Je suis amoureuse de l'art sous toutes ses formes, surtout les plus dérangeantes, celles qui nous font nous interroger et remettre en question le monde qui nous entoure, le regard que nous portons sur lui et sur nous même.
Au-delà de l'aspect quasi philosophique de l'art, je ne peux pas le détacher de son attrait esthétique.

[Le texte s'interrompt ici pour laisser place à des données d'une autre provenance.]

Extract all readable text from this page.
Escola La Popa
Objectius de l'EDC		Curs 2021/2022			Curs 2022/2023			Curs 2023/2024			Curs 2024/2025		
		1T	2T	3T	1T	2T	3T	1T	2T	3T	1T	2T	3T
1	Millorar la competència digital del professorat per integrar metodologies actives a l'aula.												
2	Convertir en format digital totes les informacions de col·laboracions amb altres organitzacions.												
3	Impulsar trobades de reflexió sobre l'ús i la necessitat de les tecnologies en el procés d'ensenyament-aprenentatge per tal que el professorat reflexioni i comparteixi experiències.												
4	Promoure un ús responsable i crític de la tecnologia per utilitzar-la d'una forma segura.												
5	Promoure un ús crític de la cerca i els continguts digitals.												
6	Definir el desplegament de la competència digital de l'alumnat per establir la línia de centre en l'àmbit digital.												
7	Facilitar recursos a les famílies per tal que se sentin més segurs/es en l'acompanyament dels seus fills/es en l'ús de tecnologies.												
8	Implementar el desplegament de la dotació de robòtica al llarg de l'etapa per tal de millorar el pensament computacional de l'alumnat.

Il y a actuellement un mouvement culturel en plein épanouissement qui me parle beaucoup à ces deux niveaux : le Steampunk.
Pour ceux qui ne connaissent pas, le Steampunk est à l'origine un style littéraire basé sur l'uchronie "Si la technologie s'était développée autour de la machine à vapeur"; d'ailleurs la traduction du terme "Steampunk" est "Punk à vapeur".
Cet article n'a pas pour but de vous présenter ce mouvement, je vous invite à vous en référer à l'article Wikipédia qui en parle plutôt bien ainsi qu'à divers sites que vous pourrez trouver sur la Toile si cela vous intéresse.
En réalité, j'ai envie de vous parler d'un artiste horloger : Eric Freitas.

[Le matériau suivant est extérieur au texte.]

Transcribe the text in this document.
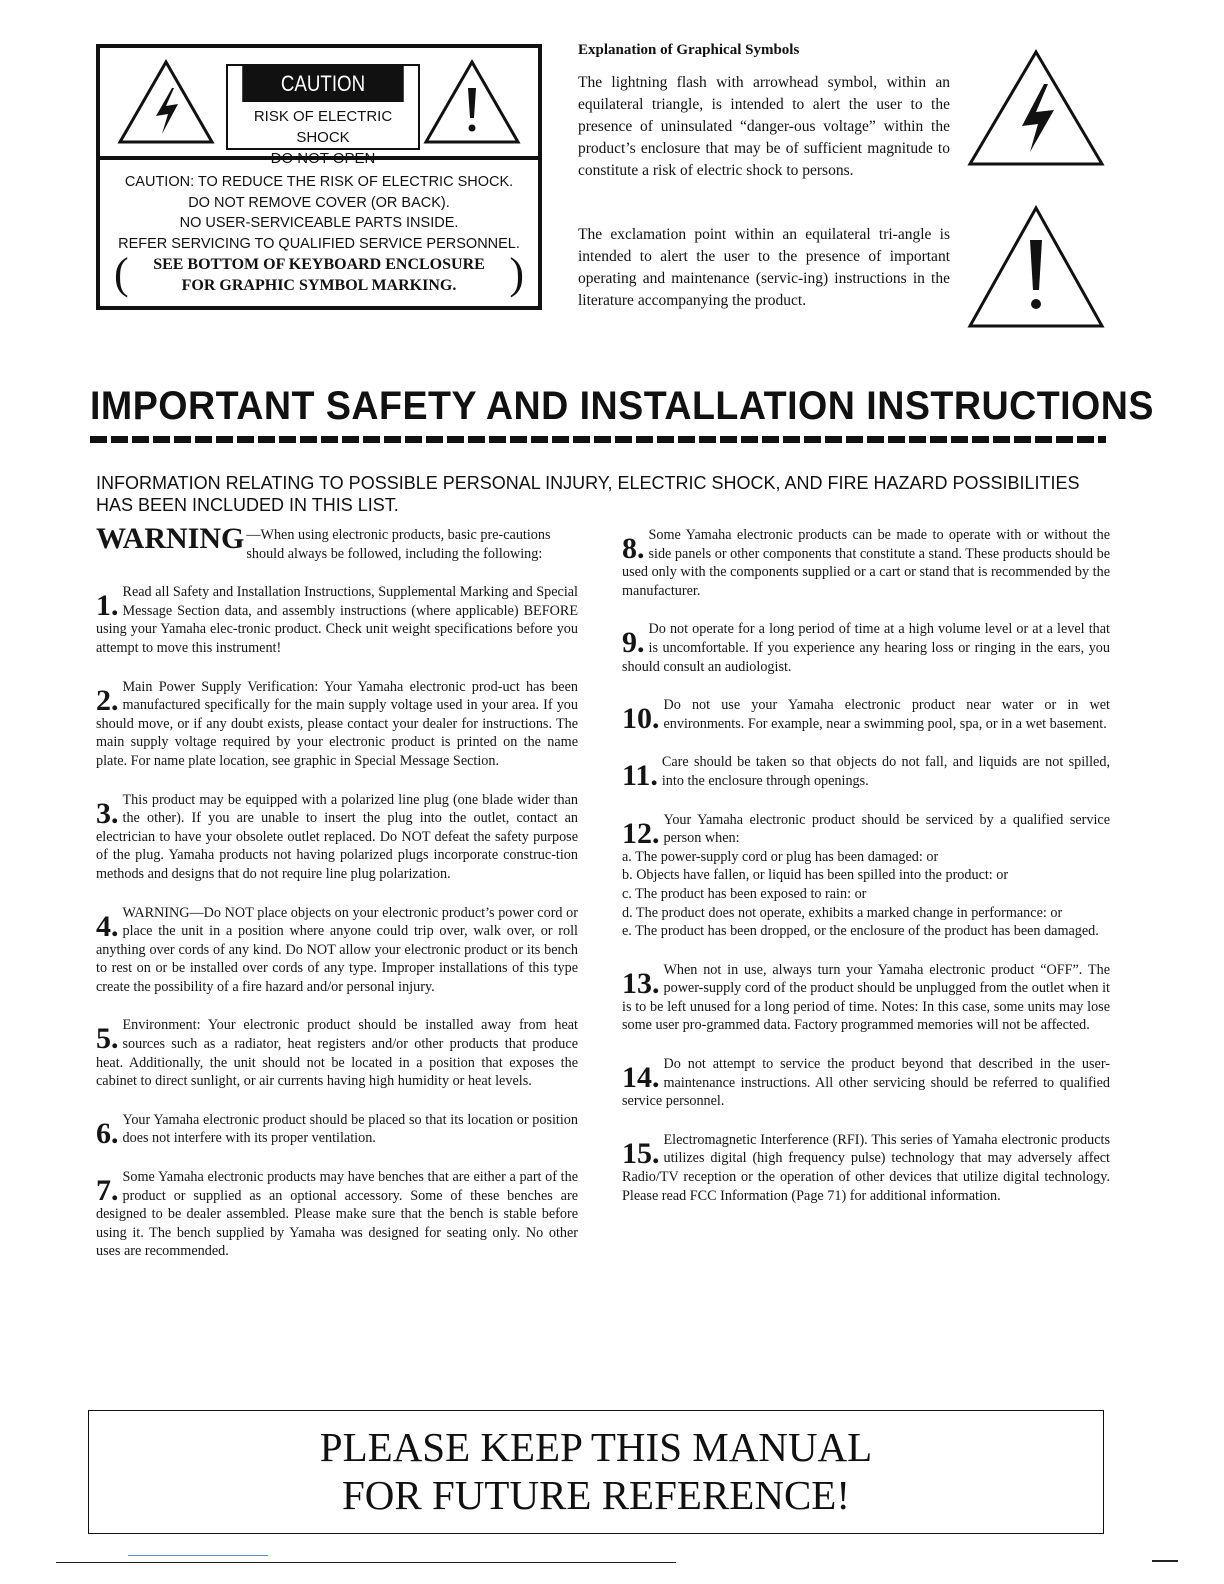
CAUTION
RISK OF ELECTRIC SHOCK
DO NOT OPEN
CAUTION: TO REDUCE THE RISK OF ELECTRIC SHOCK.
DO NOT REMOVE COVER (OR BACK).
NO USER-SERVICEABLE PARTS INSIDE.
REFER SERVICING TO QUALIFIED SERVICE PERSONNEL.
SEE BOTTOM OF KEYBOARD ENCLOSURE
FOR GRAPHIC SYMBOL MARKING.
(	)
Explanation of Graphical Symbols
The lightning flash with arrowhead symbol, within an equilateral triangle, is intended to alert the user to the presence of uninsulated “danger-ous voltage” within the product’s enclosure that may be of sufficient magnitude to constitute a risk of electric shock to persons.
The exclamation point within an equilateral tri-angle is intended to alert the user to the presence of important operating and maintenance (servic-ing) instructions in the literature accompanying the product.
IMPORTANT SAFETY AND INSTALLATION INSTRUCTIONS
INFORMATION RELATING TO POSSIBLE PERSONAL INJURY, ELECTRIC SHOCK, AND FIRE HAZARD POSSIBILITIES HAS BEEN INCLUDED IN THIS LIST.
WARNING —When using electronic products, basic pre-cautions should always be followed, including the following:
1. Read all Safety and Installation Instructions, Supplemental Marking and Special Message Section data, and assembly instructions (where applicable) BEFORE using your Yamaha elec-tronic product. Check unit weight specifications before you attempt to move this instrument!
2. Main Power Supply Verification: Your Yamaha electronic prod-uct has been manufactured specifically for the main supply voltage used in your area. If you should move, or if any doubt exists, please contact your dealer for instructions. The main supply voltage required by your electronic product is printed on the name plate. For name plate location, see graphic in Special Message Section.
3. This product may be equipped with a polarized line plug (one blade wider than the other). If you are unable to insert the plug into the outlet, contact an electrician to have your obsolete outlet replaced. Do NOT defeat the safety purpose of the plug. Yamaha products not having polarized plugs incorporate construc-tion methods and designs that do not require line plug polarization.
4. WARNING—Do NOT place objects on your electronic product’s power cord or place the unit in a position where anyone could trip over, walk over, or roll anything over cords of any kind. Do NOT allow your electronic product or its bench to rest on or be installed over cords of any type. Improper installations of this type create the possibility of a fire hazard and/or personal injury.
5. Environment: Your electronic product should be installed away from heat sources such as a radiator, heat registers and/or other products that produce heat. Additionally, the unit should not be located in a position that exposes the cabinet to direct sunlight, or air currents having high humidity or heat levels.
6. Your Yamaha electronic product should be placed so that its location or position does not interfere with its proper ventilation.
7. Some Yamaha electronic products may have benches that are either a part of the product or supplied as an optional accessory. Some of these benches are designed to be dealer assembled. Please make sure that the bench is stable before using it. The bench supplied by Yamaha was designed for seating only. No other uses are recommended.
8. Some Yamaha electronic products can be made to operate with or without the side panels or other components that constitute a stand. These products should be used only with the components supplied or a cart or stand that is recommended by the manufacturer.
9. Do not operate for a long period of time at a high volume level or at a level that is uncomfortable. If you experience any hearing loss or ringing in the ears, you should consult an audiologist.
10. Do not use your Yamaha electronic product near water or in wet environments. For example, near a swimming pool, spa, or in a wet basement.
11. Care should be taken so that objects do not fall, and liquids are not spilled, into the enclosure through openings.
12. Your Yamaha electronic product should be serviced by a qualified service person when:
a. The power-supply cord or plug has been damaged: or
b. Objects have fallen, or liquid has been spilled into the product: or
c. The product has been exposed to rain: or
d. The product does not operate, exhibits a marked change in performance: or
e. The product has been dropped, or the enclosure of the product has been damaged.
13. When not in use, always turn your Yamaha electronic product “OFF”. The power-supply cord of the product should be unplugged from the outlet when it is to be left unused for a long period of time. Notes: In this case, some units may lose some user pro-grammed data. Factory programmed memories will not be affected.
14. Do not attempt to service the product beyond that described in the user-maintenance instructions. All other servicing should be referred to qualified service personnel.
15. Electromagnetic Interference (RFI). This series of Yamaha electronic products utilizes digital (high frequency pulse) technology that may adversely affect Radio/TV reception or the operation of other devices that utilize digital technology. Please read FCC Information (Page 71) for additional information.
PLEASE KEEP THIS MANUAL
FOR FUTURE REFERENCE!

Ce monsieur crée des horloges tout droit sorties d'un sombre monde parallèle où le temps n'a pas la même signification que dans le notre.
Je vous laisse admirer son magnifique travail :
Voici une interview faite par le magazine Elegy (n°68) :

Vous dites de vos horloges qu'elles sont le reflet de vos obsessions visuelles passées, pourriez vous préciser ?

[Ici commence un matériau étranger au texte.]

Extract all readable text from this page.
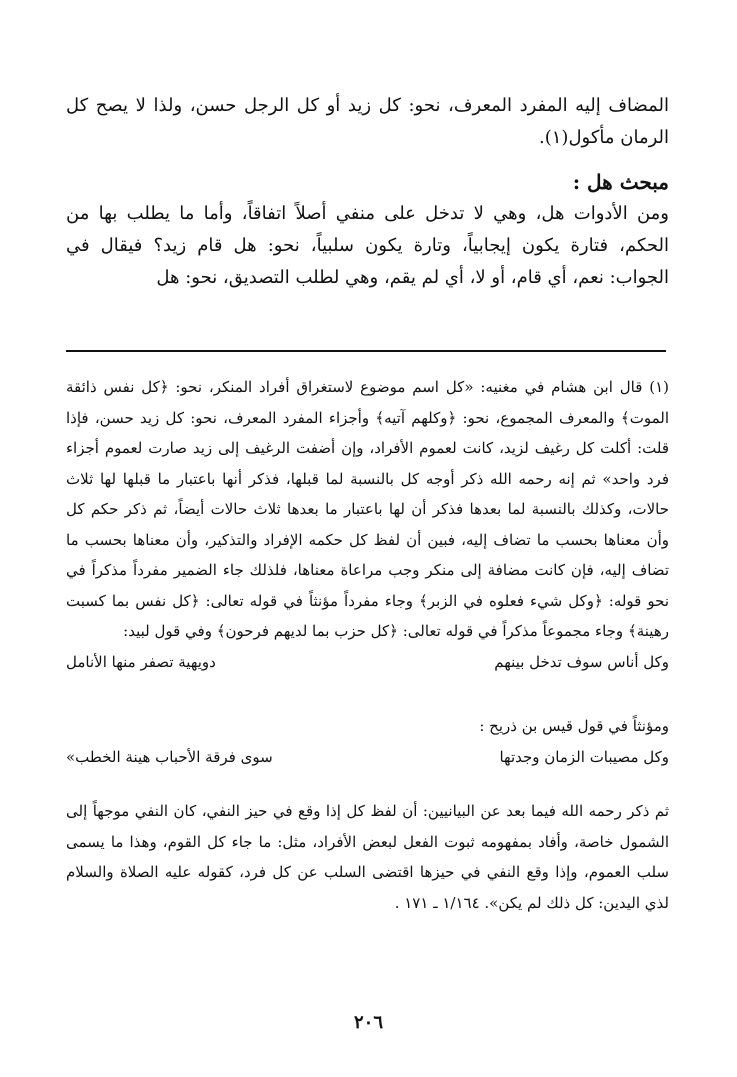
المضاف إليه المفرد المعرف، نحو: كل زيد أو كل الرجل حسن، ولذا لا يصح كل الرمان مأكول(١).

مبحث هل :

ومن الأدوات هل، وهي لا تدخل على منفي أصلاً اتفاقاً، وأما ما يطلب بها من الحكم، فتارة يكون إيجابياً، وتارة يكون سلبياً، نحو: هل قام زيد؟ فيقال في الجواب: نعم، أي قام، أو لا، أي لم يقم، وهي لطلب التصديق، نحو: هل

(١) قال ابن هشام في مغنيه: «كل اسم موضوع لاستغراق أفراد المنكر، نحو: ﴿كل نفس ذائقة الموت﴾ والمعرف المجموع، نحو: ﴿وكلهم آتيه﴾ وأجزاء المفرد المعرف، نحو: كل زيد حسن، فإذا قلت: أكلت كل رغيف لزيد، كانت لعموم الأفراد، وإن أضفت الرغيف إلى زيد صارت لعموم أجزاء فرد واحد» ثم إنه رحمه الله ذكر أوجه كل بالنسبة لما قبلها، فذكر أنها باعتبار ما قبلها لها ثلاث حالات، وكذلك بالنسبة لما بعدها فذكر أن لها باعتبار ما بعدها ثلاث حالات أيضاً، ثم ذكر حكم كل وأن معناها بحسب ما تضاف إليه، فبين أن لفظ كل حكمه الإفراد والتذكير، وأن معناها بحسب ما تضاف إليه، فإن كانت مضافة إلى منكر وجب مراعاة معناها، فلذلك جاء الضمير مفرداً مذكراً في نحو قوله: ﴿وكل شيء فعلوه في الزبر﴾ وجاء مفرداً مؤنثاً في قوله تعالى: ﴿كل نفس بما كسبت رهينة﴾ وجاء مجموعاً مذكراً في قوله تعالى: ﴿كل حزب بما لديهم فرحون﴾ وفي قول لبيد:

وكل أناس سوف تدخل بينهم
دويهية تصفر منها الأنامل

ومؤنثاً في قول قيس بن ذريح :

وكل مصيبات الزمان وجدتها
سوى فرقة الأحباب هينة الخطب»

ثم ذكر رحمه الله فيما بعد عن البيانيين: أن لفظ كل إذا وقع في حيز النفي، كان النفي موجهاً إلى الشمول خاصة، وأفاد بمفهومه ثبوت الفعل لبعض الأفراد، مثل: ما جاء كل القوم، وهذا ما يسمى سلب العموم، وإذا وقع النفي في حيزها اقتضى السلب عن كل فرد، كقوله عليه الصلاة والسلام لذي اليدين: كل ذلك لم يكن». ١/١٦٤ ـ ١٧١ .

٢٠٦
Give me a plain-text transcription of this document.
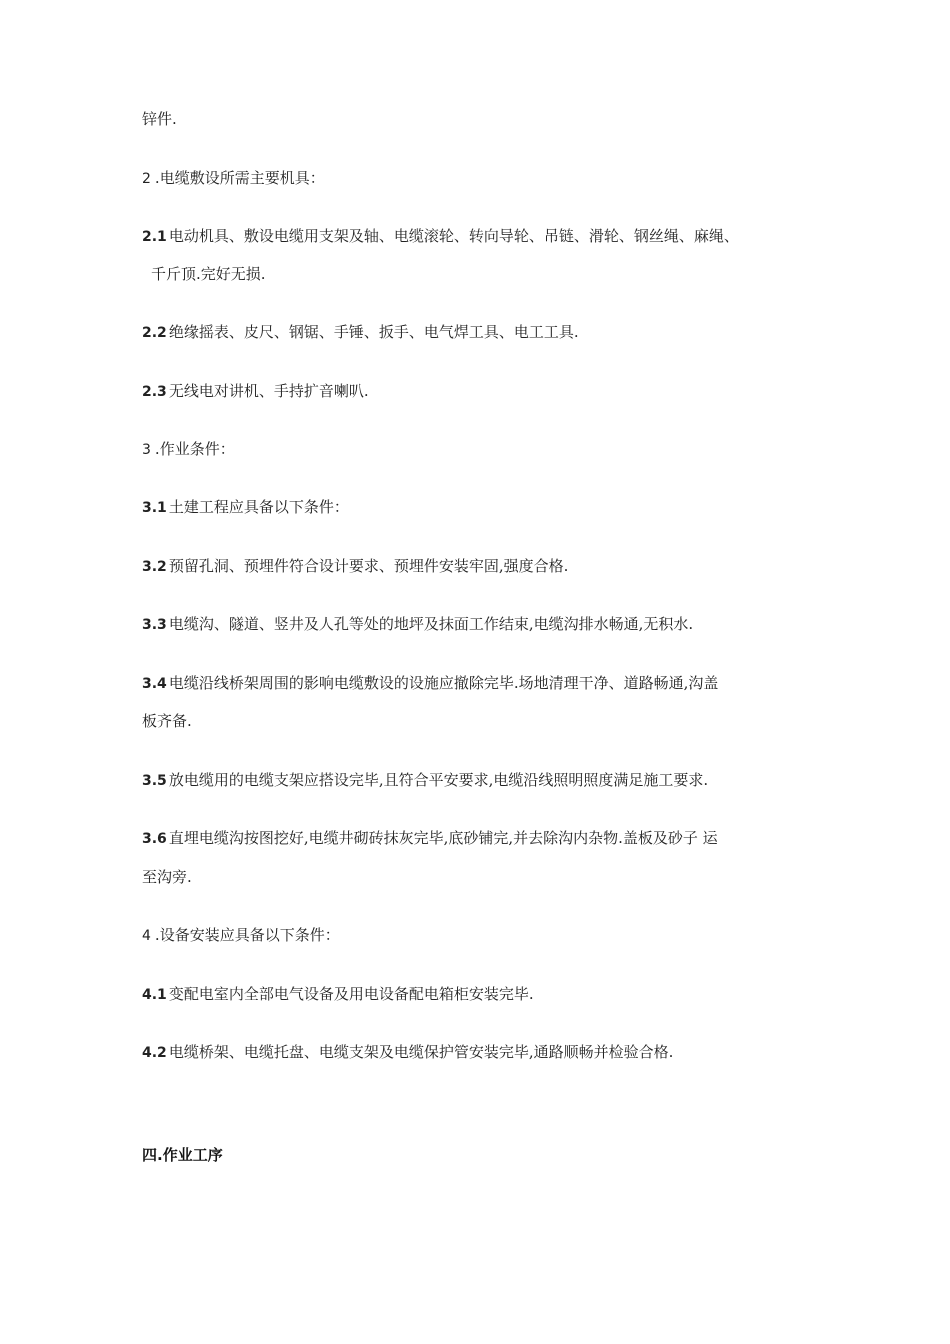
锌件.
2 .电缆敷设所需主要机具：
2.1 电动机具、敷设电缆用支架及轴、电缆滚轮、转向导轮、吊链、滑轮、钢丝绳、麻绳、
千斤顶.完好无损.
2.2 绝缘摇表、皮尺、钢锯、手锤、扳手、电气焊工具、电工工具.
2.3 无线电对讲机、手持扩音喇叭.
3 .作业条件：
3.1 土建工程应具备以下条件：
3.2 预留孔洞、预埋件符合设计要求、预埋件安装牢固,强度合格.
3.3 电缆沟、隧道、竖井及人孔等处的地坪及抹面工作结束,电缆沟排水畅通,无积水.
3.4 电缆沿线桥架周围的影响电缆敷设的设施应撤除完毕.场地清理干净、道路畅通,沟盖
板齐备.
3.5 放电缆用的电缆支架应搭设完毕,且符合平安要求,电缆沿线照明照度满足施工要求.
3.6 直埋电缆沟按图挖好,电缆井砌砖抹灰完毕,底砂铺完,并去除沟内杂物.盖板及砂子 运
至沟旁.
4 .设备安装应具备以下条件：
4.1 变配电室内全部电气设备及用电设备配电箱柜安装完毕.
4.2 电缆桥架、电缆托盘、电缆支架及电缆保护管安装完毕,通路顺畅并检验合格.
四.作业工序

Personne ne peut échapper au fait que nos expériences sont une toile qui influence nos émotions vers une esthétique ou une autre. Je crois que les artistes ont tendance à se concentrer sur ce qu'ils trouvent intéressant, non seulement au niveau analytique, mais aussi à un niveau très intuitif. Les choses qui vous obsèdent finissent par refaire surface naturellement dans vos créations. Quand j'étais petit mon frère ainé m'a intéressé à la calligraphie et j'ai vécu sur un chemin abandonné en face d'une grande foret du Michigan, et mon père était mécanicien. Je ne sais pas si c'est ce mélange nature-mécanique qui ressort dans mon travail aujourd'hui. C'est surement une explication facile et confortable, car les choses qui déterminent vos goûts sont plus nuancées, voire enfouies. Tout ce que je sais, c'est que lorsque quelque chose m'accapare, il m'est impossible de m'en débarrasser, même quand je ne devrais pas. Et je crois que cette même concentration obsessive se retrouve quand je crée. Elle m'aide à garder une idée pour qu'elle ne cesse de s'appliquer tout au long du processus d'horlogerie.

Vous définissez vos mécanisme comme "des répétitions organiques de la machine qu'est la nature". Vous semblez avoir une volonté d'imiter la nature pour parfaire vos rouages? Est ce accorder plus d'importance à la nature ou à la mécanique ?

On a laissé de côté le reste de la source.